Jennifer Smith, Kristin Law and Sulynn Creswell look over quilts made by local artists at the Blackbelt Treasures Cultural Arts Center in Camden earlier this summer.
Jennifer Smith, Kristin Law and Sulynn Creswell look over quilts made by local artists at the Blackbelt Treasures Cultural Arts Center in Camden earlier this summer.

Quilt show coming to Selma in September

Published 8:46pm Thursday, August 21, 2014

Members of the local arts community are inviting the public to attend a meeting about a quilt trail they hope weave through the Black Belt to honor the area’s rich quilting heritage.

The Selma Art Guild, 508 Selma Ave., will host an informational meeting about the trail Saturday, Sept. 6 at 9:30 a.m.

Jennifer Smith, an Americorps VISTA volunteer at Black Belt Treasures Cultural Arts Center in Camden, said the she is hopeful for a larger turnout than the six people who were on hand for a similar meeting at the guild on June 16.

“We have reached out to several organizations and groups in and around Selma and they’ve all worked hard to let more people know about the meeting and the quilt trail,” Smith said. “Hopefully that will mean there will be a larger audience on hand for this meeting.”

When finished, the trail will include cell phone tours, signage, and demonstrations at important quilting locations across the 19 counties served by Black Belt Treasures.

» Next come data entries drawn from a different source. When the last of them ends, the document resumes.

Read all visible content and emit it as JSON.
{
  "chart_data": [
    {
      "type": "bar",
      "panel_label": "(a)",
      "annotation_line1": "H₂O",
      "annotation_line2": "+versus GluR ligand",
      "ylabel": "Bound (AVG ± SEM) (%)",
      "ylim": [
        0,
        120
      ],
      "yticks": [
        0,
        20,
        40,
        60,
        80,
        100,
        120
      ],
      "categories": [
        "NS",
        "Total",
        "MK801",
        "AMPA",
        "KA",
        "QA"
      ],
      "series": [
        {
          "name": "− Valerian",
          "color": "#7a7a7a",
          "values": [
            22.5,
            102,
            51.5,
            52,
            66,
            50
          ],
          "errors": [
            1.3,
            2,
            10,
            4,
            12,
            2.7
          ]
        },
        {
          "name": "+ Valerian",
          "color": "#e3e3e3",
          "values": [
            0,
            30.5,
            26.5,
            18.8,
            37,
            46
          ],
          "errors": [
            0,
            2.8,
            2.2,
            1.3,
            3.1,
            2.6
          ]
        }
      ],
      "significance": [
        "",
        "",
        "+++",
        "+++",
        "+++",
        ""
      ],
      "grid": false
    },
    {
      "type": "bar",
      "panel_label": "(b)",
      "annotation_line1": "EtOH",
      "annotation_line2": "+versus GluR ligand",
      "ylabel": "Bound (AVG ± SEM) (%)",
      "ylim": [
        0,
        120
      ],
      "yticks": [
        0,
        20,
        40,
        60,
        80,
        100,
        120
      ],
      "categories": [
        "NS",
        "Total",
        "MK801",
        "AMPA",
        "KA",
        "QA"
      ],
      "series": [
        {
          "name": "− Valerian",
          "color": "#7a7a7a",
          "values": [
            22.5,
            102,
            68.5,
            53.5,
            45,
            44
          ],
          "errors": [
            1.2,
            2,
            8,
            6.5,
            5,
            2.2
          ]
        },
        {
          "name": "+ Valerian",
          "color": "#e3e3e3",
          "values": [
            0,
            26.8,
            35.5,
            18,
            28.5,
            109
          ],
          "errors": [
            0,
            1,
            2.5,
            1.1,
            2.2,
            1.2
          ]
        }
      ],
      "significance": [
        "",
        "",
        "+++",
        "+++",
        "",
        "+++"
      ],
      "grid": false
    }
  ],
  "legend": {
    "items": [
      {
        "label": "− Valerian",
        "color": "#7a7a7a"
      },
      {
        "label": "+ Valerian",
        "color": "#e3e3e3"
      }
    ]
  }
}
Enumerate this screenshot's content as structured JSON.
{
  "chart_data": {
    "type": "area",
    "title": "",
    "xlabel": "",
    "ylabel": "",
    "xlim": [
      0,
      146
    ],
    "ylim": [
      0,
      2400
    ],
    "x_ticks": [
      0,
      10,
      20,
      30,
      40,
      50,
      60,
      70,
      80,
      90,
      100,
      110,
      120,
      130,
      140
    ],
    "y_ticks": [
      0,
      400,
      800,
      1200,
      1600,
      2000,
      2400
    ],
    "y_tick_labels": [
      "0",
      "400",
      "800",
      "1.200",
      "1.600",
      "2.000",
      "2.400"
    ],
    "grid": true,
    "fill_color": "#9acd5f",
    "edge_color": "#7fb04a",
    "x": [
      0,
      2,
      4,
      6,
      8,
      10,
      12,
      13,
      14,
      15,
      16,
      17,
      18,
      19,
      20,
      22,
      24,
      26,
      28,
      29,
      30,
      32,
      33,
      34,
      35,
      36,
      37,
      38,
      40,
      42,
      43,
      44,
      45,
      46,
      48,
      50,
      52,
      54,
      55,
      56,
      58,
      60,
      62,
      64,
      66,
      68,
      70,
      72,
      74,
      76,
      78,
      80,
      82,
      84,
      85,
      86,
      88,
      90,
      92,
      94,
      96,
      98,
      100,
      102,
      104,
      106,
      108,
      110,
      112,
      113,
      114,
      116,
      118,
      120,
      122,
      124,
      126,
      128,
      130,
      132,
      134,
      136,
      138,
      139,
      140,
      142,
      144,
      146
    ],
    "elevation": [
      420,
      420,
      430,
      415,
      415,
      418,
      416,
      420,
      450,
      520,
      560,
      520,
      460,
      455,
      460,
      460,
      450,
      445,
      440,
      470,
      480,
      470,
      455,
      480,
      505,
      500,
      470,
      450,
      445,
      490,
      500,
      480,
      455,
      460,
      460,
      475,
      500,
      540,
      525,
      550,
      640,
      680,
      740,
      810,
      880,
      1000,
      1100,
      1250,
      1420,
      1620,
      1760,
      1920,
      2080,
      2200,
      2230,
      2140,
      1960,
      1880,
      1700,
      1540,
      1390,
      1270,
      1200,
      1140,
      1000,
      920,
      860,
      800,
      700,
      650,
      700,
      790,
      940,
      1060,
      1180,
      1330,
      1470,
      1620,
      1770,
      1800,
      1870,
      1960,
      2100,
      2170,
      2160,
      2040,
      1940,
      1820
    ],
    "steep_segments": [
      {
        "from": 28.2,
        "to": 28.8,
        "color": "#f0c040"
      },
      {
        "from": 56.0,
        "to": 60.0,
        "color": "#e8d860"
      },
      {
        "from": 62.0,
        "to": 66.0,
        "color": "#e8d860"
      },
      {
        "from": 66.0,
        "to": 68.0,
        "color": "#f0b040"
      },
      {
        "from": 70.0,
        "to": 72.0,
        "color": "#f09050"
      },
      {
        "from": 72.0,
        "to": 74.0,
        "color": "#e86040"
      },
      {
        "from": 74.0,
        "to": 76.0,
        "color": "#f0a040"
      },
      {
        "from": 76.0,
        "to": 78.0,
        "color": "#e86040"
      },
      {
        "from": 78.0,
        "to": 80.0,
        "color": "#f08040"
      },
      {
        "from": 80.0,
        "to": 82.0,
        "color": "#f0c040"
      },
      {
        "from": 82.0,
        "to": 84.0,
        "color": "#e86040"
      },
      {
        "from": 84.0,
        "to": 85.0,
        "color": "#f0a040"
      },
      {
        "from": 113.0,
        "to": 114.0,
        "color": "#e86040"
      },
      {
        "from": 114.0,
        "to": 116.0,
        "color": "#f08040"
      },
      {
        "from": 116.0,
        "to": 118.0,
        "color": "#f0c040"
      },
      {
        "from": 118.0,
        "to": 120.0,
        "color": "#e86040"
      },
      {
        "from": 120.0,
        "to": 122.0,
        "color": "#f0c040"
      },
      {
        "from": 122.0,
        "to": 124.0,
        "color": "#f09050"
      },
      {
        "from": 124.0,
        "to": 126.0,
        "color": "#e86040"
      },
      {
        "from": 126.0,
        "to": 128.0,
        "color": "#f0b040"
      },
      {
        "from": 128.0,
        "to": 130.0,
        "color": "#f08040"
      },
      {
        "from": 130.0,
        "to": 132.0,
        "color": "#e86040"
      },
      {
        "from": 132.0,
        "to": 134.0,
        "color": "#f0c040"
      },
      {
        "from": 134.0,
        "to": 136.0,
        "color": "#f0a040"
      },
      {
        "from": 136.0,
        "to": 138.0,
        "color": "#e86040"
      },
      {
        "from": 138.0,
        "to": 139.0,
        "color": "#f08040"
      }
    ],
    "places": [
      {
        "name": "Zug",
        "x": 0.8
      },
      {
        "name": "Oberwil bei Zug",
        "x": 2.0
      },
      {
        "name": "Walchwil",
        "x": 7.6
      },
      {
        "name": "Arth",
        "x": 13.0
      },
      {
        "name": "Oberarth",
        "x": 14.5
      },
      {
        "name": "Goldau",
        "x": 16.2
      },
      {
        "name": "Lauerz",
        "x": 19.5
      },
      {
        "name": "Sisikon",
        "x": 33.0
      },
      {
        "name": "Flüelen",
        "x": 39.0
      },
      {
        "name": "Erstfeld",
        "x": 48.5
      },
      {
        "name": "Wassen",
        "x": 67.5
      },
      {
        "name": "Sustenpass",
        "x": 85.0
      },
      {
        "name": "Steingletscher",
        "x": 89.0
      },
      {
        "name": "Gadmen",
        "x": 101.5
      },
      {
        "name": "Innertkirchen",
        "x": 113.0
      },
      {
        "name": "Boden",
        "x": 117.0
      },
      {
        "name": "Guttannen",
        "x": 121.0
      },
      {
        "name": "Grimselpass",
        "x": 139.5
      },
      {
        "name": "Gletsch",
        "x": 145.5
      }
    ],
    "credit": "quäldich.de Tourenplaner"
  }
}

Locally, the trail is a collaboration of efforts by the Black Belt Community Foundation, Black Belt Treasures Cultural Arts Center, Selma Art Guild and ArtsRevive.

Selma Art Guild executive director Jo Pate said the quilt trail, and informational meetings, are a chance to honor the rich quilting heritage found throughout the Black Belt.

“We certainly don’t want quilting to become a lost art, especially because there are so many talented quilters throughout the Black Belt who are nationally know,” Pate said.

With interest growing both near and far about the talented quilters in the Black Belt, Pate said the quilt trail would be a perfect way to honor that heritage.

“Recently, we have seen so many people taking up quilting, that its almost been something of a local quilting revival,” Pate said. “In my mind, quilting is a lost art that hasn’t been lost here in this part of Alabama.